Desde los grandes centros de poder aumentan cada vez más, con nuevos y más sofisticados medios, las presiones de las pseudoculturas fabricadas en los laboratorios del gran capital transnacionalizado. Empleando deliberadamente resortes culturales seleccionados y probados, se busca cada vez con mayor celeridad el sometimiento cultural de los individuos y de los pueblos como paso imprescindible para un posterior sometimiento económico, político, militar, científico y de todo tipo.
De esta agresión despiadada no solo son objeto los pueblos de las naciones económicamente más atrasadas sino también, y diríamos que principalmente, los de las mismas potencias mundiales engendradoras de ese opio cultural cuya dramática manifestación es el desenfrenado e irracional consumismo a que el ser humano de este tiempo es arrastrado, y al que sacrifica su propia condición humana. En los palacios del egoísmo son necesarias también la abulia y la apatía, la ignorancia y la vanidad para mantener al hombre adormecido y desconocedor de las descomunales fuerzas de su espíritu. Sin embargo, cada vez en mayor número, empiezan a despertar del letargo.

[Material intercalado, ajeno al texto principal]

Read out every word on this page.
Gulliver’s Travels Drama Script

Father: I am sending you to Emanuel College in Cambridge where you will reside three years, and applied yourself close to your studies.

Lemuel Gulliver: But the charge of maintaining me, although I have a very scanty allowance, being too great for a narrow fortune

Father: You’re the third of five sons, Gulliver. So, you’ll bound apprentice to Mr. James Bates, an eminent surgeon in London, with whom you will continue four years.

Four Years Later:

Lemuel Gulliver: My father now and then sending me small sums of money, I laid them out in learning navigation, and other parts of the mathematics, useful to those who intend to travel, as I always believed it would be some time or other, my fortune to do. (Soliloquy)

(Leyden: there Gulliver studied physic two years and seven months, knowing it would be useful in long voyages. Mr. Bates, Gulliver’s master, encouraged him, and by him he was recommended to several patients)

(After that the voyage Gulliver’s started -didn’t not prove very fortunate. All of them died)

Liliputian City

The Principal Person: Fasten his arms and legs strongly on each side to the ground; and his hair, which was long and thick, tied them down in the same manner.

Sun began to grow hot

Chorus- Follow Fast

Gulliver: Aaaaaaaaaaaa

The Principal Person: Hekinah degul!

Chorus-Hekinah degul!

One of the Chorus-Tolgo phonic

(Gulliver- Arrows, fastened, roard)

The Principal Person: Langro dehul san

A su favor tienen los poderosos, en primer lugar, la propia biología de la criatura humana, propensa inexorablemente al vicio, guiada por los instintos, tan vulnerable en lo físico como en lo moral, y solo fuerte, y en verdad superior y hermosa, cuando ha hecho suyo un ideal noble y a la consecución de ese ideal dedica sus todavía inexploradas potencialidades. Tienen además la ventaja de una educación que cuando funciona, suele beneficiar la instrucción en detrimento de los valores éticos, únicos capaces de dirigir al individuo con su arsenal de conocimientos en bien de todos los seres humanos. Y tienen también a su favor lo vertiginosamente que transcurre la existencia lamentable y tumultuosa de una humanidad sin verdadera conciencia de sí ni de su destino.

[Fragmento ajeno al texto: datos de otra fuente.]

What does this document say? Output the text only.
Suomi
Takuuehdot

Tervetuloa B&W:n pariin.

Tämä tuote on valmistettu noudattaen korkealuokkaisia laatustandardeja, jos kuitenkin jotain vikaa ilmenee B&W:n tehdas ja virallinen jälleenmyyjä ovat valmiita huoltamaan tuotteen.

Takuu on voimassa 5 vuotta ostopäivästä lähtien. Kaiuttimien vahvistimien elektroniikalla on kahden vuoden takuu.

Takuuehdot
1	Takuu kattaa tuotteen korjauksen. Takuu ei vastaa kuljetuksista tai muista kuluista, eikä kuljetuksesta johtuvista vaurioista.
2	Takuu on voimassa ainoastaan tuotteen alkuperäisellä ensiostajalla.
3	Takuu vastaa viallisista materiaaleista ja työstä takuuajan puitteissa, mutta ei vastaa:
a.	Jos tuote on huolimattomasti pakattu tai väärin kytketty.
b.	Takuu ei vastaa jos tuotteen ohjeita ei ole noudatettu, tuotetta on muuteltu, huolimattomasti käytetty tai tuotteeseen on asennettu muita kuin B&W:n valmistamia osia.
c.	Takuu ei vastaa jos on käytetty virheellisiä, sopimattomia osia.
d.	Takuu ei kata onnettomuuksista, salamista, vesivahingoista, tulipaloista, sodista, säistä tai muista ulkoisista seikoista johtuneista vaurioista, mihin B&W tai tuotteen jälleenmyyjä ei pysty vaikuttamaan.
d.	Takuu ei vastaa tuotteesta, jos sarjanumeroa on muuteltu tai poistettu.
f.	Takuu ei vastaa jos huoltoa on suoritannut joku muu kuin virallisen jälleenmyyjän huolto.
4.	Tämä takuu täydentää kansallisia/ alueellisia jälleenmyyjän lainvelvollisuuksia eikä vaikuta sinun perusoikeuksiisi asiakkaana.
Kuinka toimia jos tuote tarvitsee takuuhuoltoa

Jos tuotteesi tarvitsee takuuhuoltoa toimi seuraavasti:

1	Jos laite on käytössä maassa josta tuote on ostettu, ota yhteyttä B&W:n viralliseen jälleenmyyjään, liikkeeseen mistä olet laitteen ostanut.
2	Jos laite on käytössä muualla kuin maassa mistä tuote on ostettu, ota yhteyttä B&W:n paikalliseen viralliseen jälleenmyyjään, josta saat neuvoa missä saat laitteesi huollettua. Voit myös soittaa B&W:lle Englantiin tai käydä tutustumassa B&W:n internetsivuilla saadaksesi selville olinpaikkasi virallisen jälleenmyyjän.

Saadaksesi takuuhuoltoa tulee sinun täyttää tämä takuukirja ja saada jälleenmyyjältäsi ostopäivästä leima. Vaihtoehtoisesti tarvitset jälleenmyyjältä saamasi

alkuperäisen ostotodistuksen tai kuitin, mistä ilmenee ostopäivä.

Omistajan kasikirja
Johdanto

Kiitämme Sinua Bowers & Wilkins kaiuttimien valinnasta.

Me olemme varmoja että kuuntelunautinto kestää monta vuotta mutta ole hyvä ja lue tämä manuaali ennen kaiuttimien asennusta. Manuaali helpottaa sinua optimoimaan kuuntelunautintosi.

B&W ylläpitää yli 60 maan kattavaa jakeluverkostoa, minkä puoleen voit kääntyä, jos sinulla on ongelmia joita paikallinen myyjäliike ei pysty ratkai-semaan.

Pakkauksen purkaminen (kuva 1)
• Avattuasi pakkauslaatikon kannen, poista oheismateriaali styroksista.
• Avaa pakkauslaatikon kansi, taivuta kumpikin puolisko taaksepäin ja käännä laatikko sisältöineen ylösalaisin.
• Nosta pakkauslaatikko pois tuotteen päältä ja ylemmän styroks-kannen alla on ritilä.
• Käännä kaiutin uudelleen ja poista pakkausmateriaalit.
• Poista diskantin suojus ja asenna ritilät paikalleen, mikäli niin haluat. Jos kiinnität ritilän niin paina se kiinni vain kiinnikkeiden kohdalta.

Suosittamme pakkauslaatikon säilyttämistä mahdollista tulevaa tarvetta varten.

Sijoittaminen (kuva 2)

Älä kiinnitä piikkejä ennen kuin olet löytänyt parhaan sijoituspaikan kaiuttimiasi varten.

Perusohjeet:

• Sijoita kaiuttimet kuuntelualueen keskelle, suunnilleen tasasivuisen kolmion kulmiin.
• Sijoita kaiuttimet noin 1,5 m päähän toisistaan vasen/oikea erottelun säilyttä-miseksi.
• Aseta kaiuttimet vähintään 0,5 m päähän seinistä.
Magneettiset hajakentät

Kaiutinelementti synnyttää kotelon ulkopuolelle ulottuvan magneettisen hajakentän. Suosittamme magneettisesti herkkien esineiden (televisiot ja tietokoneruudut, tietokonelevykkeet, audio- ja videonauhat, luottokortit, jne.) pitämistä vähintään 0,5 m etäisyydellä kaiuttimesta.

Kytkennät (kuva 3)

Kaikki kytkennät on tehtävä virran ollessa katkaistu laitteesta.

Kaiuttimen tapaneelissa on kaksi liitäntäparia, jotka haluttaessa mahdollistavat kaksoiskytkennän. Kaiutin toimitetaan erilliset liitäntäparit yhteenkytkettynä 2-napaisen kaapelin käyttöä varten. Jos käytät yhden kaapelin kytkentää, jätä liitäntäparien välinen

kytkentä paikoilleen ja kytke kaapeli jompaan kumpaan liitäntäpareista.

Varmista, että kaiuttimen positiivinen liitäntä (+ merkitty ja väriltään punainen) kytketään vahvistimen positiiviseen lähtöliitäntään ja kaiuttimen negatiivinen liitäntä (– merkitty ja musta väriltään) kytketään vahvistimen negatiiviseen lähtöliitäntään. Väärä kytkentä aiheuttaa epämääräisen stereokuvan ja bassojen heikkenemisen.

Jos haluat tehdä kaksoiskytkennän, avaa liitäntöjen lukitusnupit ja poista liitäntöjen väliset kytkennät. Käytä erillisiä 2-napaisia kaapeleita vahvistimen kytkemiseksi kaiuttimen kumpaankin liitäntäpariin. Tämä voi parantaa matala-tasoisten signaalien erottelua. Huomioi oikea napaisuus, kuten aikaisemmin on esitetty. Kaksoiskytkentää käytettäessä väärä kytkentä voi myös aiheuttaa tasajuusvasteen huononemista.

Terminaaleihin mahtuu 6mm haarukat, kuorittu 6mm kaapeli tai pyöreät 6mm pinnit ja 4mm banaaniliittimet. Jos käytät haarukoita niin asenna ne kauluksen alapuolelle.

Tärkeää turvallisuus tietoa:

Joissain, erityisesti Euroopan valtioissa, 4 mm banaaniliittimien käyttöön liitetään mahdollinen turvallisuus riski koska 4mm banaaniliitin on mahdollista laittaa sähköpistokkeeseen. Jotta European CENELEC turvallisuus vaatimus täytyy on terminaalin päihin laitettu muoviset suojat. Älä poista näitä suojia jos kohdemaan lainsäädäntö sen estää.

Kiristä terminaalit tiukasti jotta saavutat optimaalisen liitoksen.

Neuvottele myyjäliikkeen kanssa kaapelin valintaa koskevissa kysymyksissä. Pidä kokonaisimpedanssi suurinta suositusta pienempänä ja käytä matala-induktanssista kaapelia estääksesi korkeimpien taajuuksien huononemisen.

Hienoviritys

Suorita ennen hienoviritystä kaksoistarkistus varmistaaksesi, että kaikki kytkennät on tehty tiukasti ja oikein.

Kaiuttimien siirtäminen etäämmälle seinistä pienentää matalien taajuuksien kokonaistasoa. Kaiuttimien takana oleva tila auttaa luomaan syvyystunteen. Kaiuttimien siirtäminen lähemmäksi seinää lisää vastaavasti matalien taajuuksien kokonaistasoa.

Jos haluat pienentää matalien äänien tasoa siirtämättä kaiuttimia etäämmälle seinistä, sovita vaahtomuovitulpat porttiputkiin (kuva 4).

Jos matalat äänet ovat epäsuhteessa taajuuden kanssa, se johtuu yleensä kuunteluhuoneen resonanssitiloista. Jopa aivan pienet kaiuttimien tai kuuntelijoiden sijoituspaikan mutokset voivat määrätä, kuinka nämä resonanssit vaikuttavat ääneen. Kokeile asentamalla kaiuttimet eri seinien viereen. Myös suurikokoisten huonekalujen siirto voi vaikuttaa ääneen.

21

Solo tienen en contra la voluble —pero una vez descubierta indestructible— dignidad humana, término que han tratado de borrar, reconceptualizar o desprestigiar sin conseguirlo.

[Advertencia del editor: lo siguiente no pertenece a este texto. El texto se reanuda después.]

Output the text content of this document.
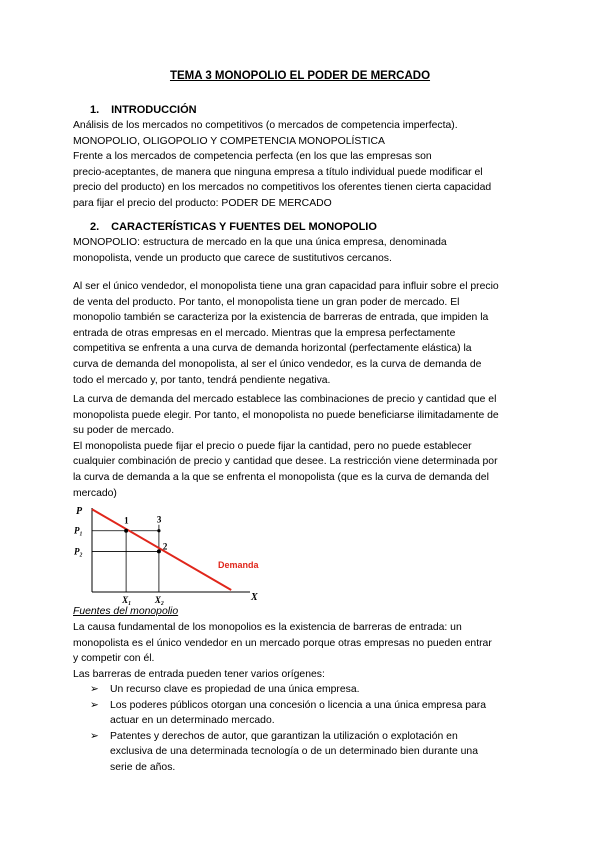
TEMA 3 MONOPOLIO EL PODER DE MERCADO
1. INTRODUCCIÓN
Análisis de los mercados no competitivos (o mercados de competencia imperfecta).
MONOPOLIO, OLIGOPOLIO Y COMPETENCIA MONOPOLÍSTICA
Frente a los mercados de competencia perfecta (en los que las empresas son
precio-aceptantes, de manera que ninguna empresa a título individual puede modificar el
precio del producto) en los mercados no competitivos los oferentes tienen cierta capacidad
para fijar el precio del producto: PODER DE MERCADO
2. CARACTERÍSTICAS Y FUENTES DEL MONOPOLIO
MONOPOLIO: estructura de mercado en la que una única empresa, denominada
monopolista, vende un producto que carece de sustitutivos cercanos.
Al ser el único vendedor, el monopolista tiene una gran capacidad para influir sobre el precio
de venta del producto. Por tanto, el monopolista tiene un gran poder de mercado. El
monopolio también se caracteriza por la existencia de barreras de entrada, que impiden la
entrada de otras empresas en el mercado. Mientras que la empresa perfectamente
competitiva se enfrenta a una curva de demanda horizontal (perfectamente elástica) la
curva de demanda del monopolista, al ser el único vendedor, es la curva de demanda de
todo el mercado y, por tanto, tendrá pendiente negativa.
La curva de demanda del mercado establece las combinaciones de precio y cantidad que el
monopolista puede elegir. Por tanto, el monopolista no puede beneficiarse ilimitadamente de
su poder de mercado.
El monopolista puede fijar el precio o puede fijar la cantidad, pero no puede establecer
cualquier combinación de precio y cantidad que desee. La restricción viene determinada por
la curva de demanda a la que se enfrenta el monopolista (que es la curva de demanda del
mercado)
P
X
P₁
P₂
X₁	X₂
1
2
3
Demanda
Fuentes del monopolio
La causa fundamental de los monopolios es la existencia de barreras de entrada: un
monopolista es el único vendedor en un mercado porque otras empresas no pueden entrar
y competir con él.
Las barreras de entrada pueden tener varios orígenes:
➢ Un recurso clave es propiedad de una única empresa.
➢ Los poderes públicos otorgan una concesión o licencia a una única empresa para
actuar en un determinado mercado.
➢ Patentes y derechos de autor, que garantizan la utilización o explotación en
exclusiva de una determinada tecnología o de un determinado bien durante una
serie de años.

En Cuba hemos sabido cultivarla con la voluntad, el sacrificio y las contrariedades que ello entraña. También hemos podido apelar a ella cuando se ha considerado amenazada nuestra sobrevivencia como nación, como identidad particular. Han sido dos siglos de fecunda siembra. Por eso rindo homenaje a aquel que en el ya lejano 1848 supo decir en la carta que hemos referido esta verdad tremenda: «La idea de la inmortalidad es sublime, porque prolonga la existencia de los individuos más allá del sepulcro, y la nacionalidad es la inmortalidad de los pueblos, y el origen más puro del patriotismo».